Pour se rendre de leur camp de base situé dans l’élégant country-club de Champney Springs jusqu’au New-York Stadium de Rotherham, les Bleues en ont pour une grosse heure de bus. Pour le pékin de base qui voudrait leur rendre visite en faisant le chemin inverse, c’est une autre paire de manches. Surtout sans permis de conduire. Mais plutôt que de plonger dans le défaitisme, c’est le cœur joyeux que l’on se lance à l’assaut de ce petit village du Leicestershire situé à une centaine de bornes au sud de Sheffield. En transports en commun donc. Le périple commence peu avant 8 heures en sautant dans le train qui descend jusqu’à Plymouth et se poursuit 45 minutes plus tard en changeant à la gare de Burton upon Trent.
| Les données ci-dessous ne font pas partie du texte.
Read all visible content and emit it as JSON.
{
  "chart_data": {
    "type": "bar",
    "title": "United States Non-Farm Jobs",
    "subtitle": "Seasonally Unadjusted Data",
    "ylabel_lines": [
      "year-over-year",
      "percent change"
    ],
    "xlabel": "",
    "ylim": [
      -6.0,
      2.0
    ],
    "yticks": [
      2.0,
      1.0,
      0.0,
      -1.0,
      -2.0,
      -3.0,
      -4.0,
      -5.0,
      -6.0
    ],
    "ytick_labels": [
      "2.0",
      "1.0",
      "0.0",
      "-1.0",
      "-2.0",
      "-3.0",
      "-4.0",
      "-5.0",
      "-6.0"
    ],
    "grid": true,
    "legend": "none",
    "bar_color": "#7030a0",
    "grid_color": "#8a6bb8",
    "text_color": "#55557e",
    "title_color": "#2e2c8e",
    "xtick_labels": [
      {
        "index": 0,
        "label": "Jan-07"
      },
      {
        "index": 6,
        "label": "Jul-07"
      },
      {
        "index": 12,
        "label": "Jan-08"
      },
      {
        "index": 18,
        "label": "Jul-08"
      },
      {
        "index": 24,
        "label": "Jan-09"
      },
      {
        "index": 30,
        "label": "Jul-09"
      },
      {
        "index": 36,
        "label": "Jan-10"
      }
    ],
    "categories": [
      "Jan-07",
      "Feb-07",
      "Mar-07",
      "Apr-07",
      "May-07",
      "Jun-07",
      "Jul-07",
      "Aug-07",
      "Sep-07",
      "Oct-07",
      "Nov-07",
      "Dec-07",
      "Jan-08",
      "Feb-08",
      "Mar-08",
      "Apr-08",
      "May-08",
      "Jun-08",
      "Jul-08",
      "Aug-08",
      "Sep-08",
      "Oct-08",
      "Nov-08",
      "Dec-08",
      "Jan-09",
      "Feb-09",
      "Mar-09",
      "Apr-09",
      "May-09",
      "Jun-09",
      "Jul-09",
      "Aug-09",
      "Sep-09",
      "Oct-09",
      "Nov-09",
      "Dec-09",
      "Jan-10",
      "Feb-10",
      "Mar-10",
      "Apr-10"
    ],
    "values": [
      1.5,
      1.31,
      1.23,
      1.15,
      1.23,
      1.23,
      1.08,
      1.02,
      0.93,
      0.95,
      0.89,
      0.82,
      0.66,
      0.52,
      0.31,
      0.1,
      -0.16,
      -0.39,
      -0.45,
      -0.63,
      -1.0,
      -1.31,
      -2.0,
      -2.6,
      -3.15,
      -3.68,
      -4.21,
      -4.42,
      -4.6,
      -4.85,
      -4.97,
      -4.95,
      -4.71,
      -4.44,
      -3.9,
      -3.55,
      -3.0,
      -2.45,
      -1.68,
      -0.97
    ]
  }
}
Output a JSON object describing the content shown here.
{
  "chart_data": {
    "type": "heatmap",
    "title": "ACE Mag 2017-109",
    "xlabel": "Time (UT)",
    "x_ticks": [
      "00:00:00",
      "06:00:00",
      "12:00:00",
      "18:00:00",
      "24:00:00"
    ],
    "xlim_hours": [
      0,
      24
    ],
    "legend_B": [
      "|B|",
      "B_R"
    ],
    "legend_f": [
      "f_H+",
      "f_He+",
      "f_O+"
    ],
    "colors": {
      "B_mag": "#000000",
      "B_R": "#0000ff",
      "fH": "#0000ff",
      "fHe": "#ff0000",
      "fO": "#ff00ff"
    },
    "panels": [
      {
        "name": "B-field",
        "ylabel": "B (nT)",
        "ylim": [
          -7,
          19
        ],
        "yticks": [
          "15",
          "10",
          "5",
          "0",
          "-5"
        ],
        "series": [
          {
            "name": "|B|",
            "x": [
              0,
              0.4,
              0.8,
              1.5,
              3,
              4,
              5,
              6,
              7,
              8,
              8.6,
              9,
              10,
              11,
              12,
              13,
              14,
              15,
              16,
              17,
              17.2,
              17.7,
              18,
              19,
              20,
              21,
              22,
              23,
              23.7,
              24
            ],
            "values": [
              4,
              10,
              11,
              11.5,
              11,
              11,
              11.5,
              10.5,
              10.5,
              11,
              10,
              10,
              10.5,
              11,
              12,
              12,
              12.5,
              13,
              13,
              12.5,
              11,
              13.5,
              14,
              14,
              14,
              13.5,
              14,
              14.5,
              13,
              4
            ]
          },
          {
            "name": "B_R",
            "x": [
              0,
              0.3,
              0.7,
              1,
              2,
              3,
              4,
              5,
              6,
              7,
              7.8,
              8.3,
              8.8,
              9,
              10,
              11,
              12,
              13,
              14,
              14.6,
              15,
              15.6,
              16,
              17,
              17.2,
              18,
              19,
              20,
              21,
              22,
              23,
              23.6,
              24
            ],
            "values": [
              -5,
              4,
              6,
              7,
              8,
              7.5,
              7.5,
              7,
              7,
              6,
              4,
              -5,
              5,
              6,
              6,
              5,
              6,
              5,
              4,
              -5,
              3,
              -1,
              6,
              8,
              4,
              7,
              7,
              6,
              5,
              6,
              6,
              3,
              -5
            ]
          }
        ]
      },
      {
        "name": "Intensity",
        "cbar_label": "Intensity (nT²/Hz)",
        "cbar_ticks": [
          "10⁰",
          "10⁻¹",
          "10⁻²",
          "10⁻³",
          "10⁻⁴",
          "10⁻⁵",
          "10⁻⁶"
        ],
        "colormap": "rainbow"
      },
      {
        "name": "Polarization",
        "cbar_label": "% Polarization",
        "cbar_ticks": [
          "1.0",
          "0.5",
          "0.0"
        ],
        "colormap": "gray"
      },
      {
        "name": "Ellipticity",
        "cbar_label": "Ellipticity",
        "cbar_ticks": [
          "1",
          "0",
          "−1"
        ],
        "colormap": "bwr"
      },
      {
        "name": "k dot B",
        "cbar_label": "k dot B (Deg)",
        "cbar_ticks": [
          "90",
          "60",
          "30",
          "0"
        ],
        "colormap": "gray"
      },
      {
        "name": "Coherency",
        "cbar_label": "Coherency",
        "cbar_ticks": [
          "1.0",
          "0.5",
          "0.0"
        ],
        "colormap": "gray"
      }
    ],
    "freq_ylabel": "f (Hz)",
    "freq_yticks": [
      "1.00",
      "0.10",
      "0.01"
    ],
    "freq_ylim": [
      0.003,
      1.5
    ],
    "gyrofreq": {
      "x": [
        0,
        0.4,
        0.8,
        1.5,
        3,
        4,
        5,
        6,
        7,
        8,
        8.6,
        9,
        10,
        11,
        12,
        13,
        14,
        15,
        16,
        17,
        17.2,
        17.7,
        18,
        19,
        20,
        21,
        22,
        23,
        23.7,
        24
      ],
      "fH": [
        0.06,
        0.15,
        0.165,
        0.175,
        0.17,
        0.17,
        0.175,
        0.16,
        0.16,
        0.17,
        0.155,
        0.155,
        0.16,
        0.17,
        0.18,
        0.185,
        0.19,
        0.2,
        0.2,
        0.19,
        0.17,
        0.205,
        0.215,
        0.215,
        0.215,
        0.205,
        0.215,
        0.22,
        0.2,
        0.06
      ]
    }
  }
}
Sur le parking de ce bâtiment sans âme, la demi-heure d’attente du bus 9 en direction de l’aéroport des East Midlands (voisin du célèbre circuit automobile de Donington) permet juste d’attraper un café et de faire les cent pas, le Pirelli Stadium de Burton Albion, pensionnaire de League One, étant trop éloigné pour lui payer une visite de courtoisie.
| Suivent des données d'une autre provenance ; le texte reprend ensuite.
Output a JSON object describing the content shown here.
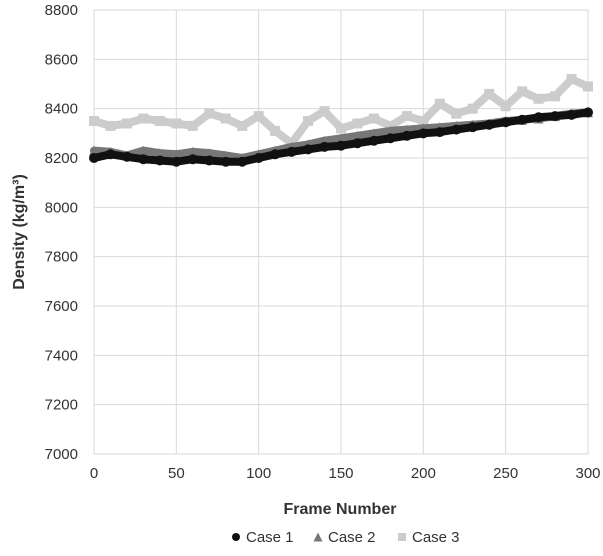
{
  "chart_data": {
    "type": "scatter",
    "title": "",
    "xlabel": "Frame Number",
    "ylabel": "Density (kg/m³)",
    "xlim": [
      0,
      300
    ],
    "ylim": [
      7000,
      8800
    ],
    "xticks": [
      0,
      50,
      100,
      150,
      200,
      250,
      300
    ],
    "yticks": [
      7000,
      7200,
      7400,
      7600,
      7800,
      8000,
      8200,
      8400,
      8600,
      8800
    ],
    "x_tick_labels": [
      "0",
      "50",
      "100",
      "150",
      "200",
      "250",
      "300"
    ],
    "y_tick_labels": [
      "7000",
      "7200",
      "7400",
      "7600",
      "7800",
      "8000",
      "8200",
      "8400",
      "8600",
      "8800"
    ],
    "grid": true,
    "legend_position": "bottom",
    "x": [
      0,
      10,
      20,
      30,
      40,
      50,
      60,
      70,
      80,
      90,
      100,
      110,
      120,
      130,
      140,
      150,
      160,
      170,
      180,
      190,
      200,
      210,
      220,
      230,
      240,
      250,
      260,
      270,
      280,
      290,
      300
    ],
    "series": [
      {
        "name": "Case 1",
        "marker": "circle",
        "color": "#111111",
        "values": [
          8200,
          8215,
          8205,
          8195,
          8190,
          8185,
          8195,
          8190,
          8185,
          8185,
          8200,
          8215,
          8225,
          8235,
          8245,
          8250,
          8260,
          8270,
          8280,
          8290,
          8300,
          8305,
          8315,
          8325,
          8335,
          8345,
          8355,
          8365,
          8370,
          8375,
          8385
        ]
      },
      {
        "name": "Case 2",
        "marker": "triangle",
        "color": "#777777",
        "values": [
          8230,
          8225,
          8210,
          8230,
          8220,
          8215,
          8225,
          8220,
          8210,
          8200,
          8215,
          8230,
          8245,
          8255,
          8270,
          8280,
          8290,
          8300,
          8310,
          8315,
          8320,
          8325,
          8330,
          8335,
          8340,
          8350,
          8355,
          8360,
          8370,
          8380,
          8385
        ]
      },
      {
        "name": "Case 3",
        "marker": "square",
        "color": "#cccccc",
        "values": [
          8350,
          8330,
          8340,
          8360,
          8350,
          8340,
          8330,
          8380,
          8360,
          8330,
          8370,
          8310,
          8260,
          8350,
          8390,
          8320,
          8340,
          8360,
          8330,
          8370,
          8350,
          8420,
          8380,
          8400,
          8460,
          8410,
          8470,
          8440,
          8450,
          8520,
          8490
        ]
      }
    ]
  }
}
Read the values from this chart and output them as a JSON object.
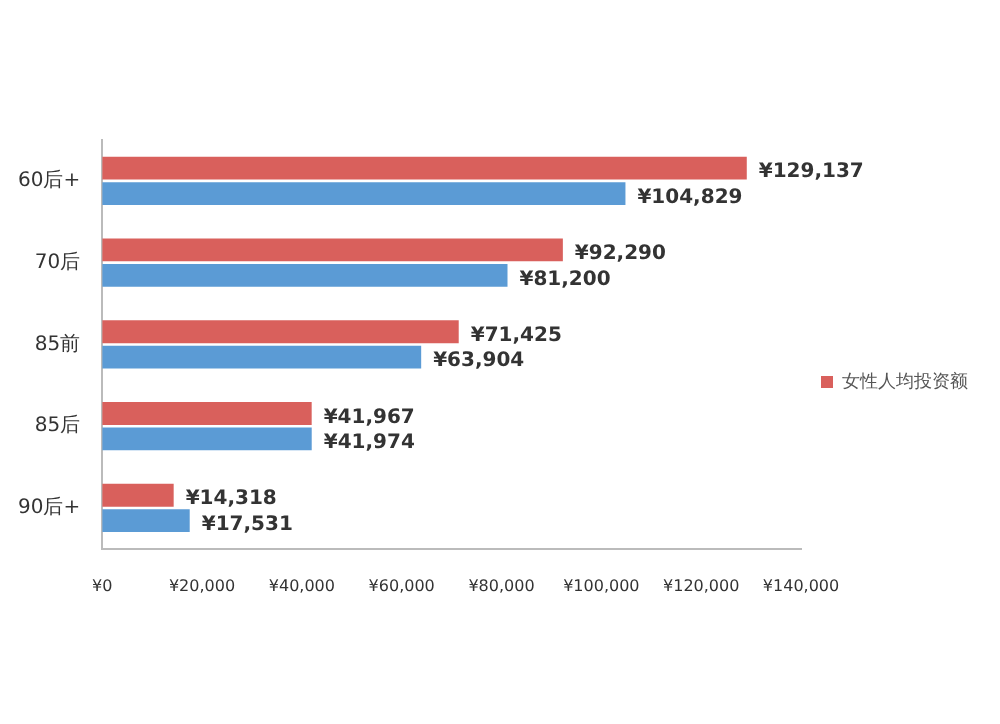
{
  "chart_data": {
    "type": "bar",
    "orientation": "horizontal",
    "categories": [
      "60后+",
      "70后",
      "85前",
      "85后",
      "90后+"
    ],
    "series": [
      {
        "name": "女性人均投资额",
        "color": "#d9605c",
        "values": [
          129137,
          92290,
          71425,
          41967,
          14318
        ],
        "value_labels": [
          "¥129,137",
          "¥92,290",
          "¥71,425",
          "¥41,967",
          "¥14,318"
        ]
      },
      {
        "color": "#5b9bd5",
        "values": [
          104829,
          81200,
          63904,
          41974,
          17531
        ],
        "value_labels": [
          "¥104,829",
          "¥81,200",
          "¥63,904",
          "¥41,974",
          "¥17,531"
        ]
      }
    ],
    "xlim": [
      0,
      140000
    ],
    "xticks": [
      {
        "value": 0,
        "label": "¥0"
      },
      {
        "value": 20000,
        "label": "¥20,000"
      },
      {
        "value": 40000,
        "label": "¥40,000"
      },
      {
        "value": 60000,
        "label": "¥60,000"
      },
      {
        "value": 80000,
        "label": "¥80,000"
      },
      {
        "value": 100000,
        "label": "¥100,000"
      },
      {
        "value": 120000,
        "label": "¥120,000"
      },
      {
        "value": 140000,
        "label": "¥140,000"
      }
    ],
    "grid": false,
    "legend": "right"
  }
}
Qu’importe : le bus est pile à l’heure, les sièges sont confortables et le wifi en rade invite le voyageur d’un jour à rester le nez collé à la fenêtre pendant très exactement 56 arrêts, pendant lesquels on quitte progressivement un paysage post-industriel pour s’enfoncer dans le décor de carte postale d’une Angleterre fantasmée : rurale, verdoyante, faite de petites maisons proprettes et bien rangées, peuplée de vieilles personnes souriantes et qui parlent anglais avec l’accent des cassettes Apple Pie. Cette heure de repérage permettrait à n’importe qui d’un tant soit peu imaginatif de scénariser le prochain épisode de Miss Marple, lequel pourrait se dérouler à Newhall, Swadlincote, Midway, Woodville, Boundary ou… Ashby-de-la-Zouch. Terminus, tout l’monde descend !
Ivanhoé et Pithiviers
« C’est vrai que sans la voiture, ce n’est pas forcément évident de nous rendre visite », s’excuse presque le maire John Deakin dans son bureau. « La gare a fermé en 1964 et depuis, les rails ne sont utilisés que pour le fret. Mais actuellement, le gouvernement mène une étude de faisabilité pour la rouvrir au transport de passagers à l’avenir. Ce serait une très bonne nouvelle », sourit l’édile en rangeant soigneusement son grand-croix, « bien plus cérémonial » que les écharpes tricolores de ses homologues français qu’il connaît bien, sa commune étant jumelée avec celle de Pithiviers, dans le Loiret, depuis 1960. « En attendant, on a la chance d’être situés à proximité de l’autoroute M42, ce qui fait qu’Ashby reste très proche de grandes villes comme Birmingham, Derby, Leicester ou Nottingham. »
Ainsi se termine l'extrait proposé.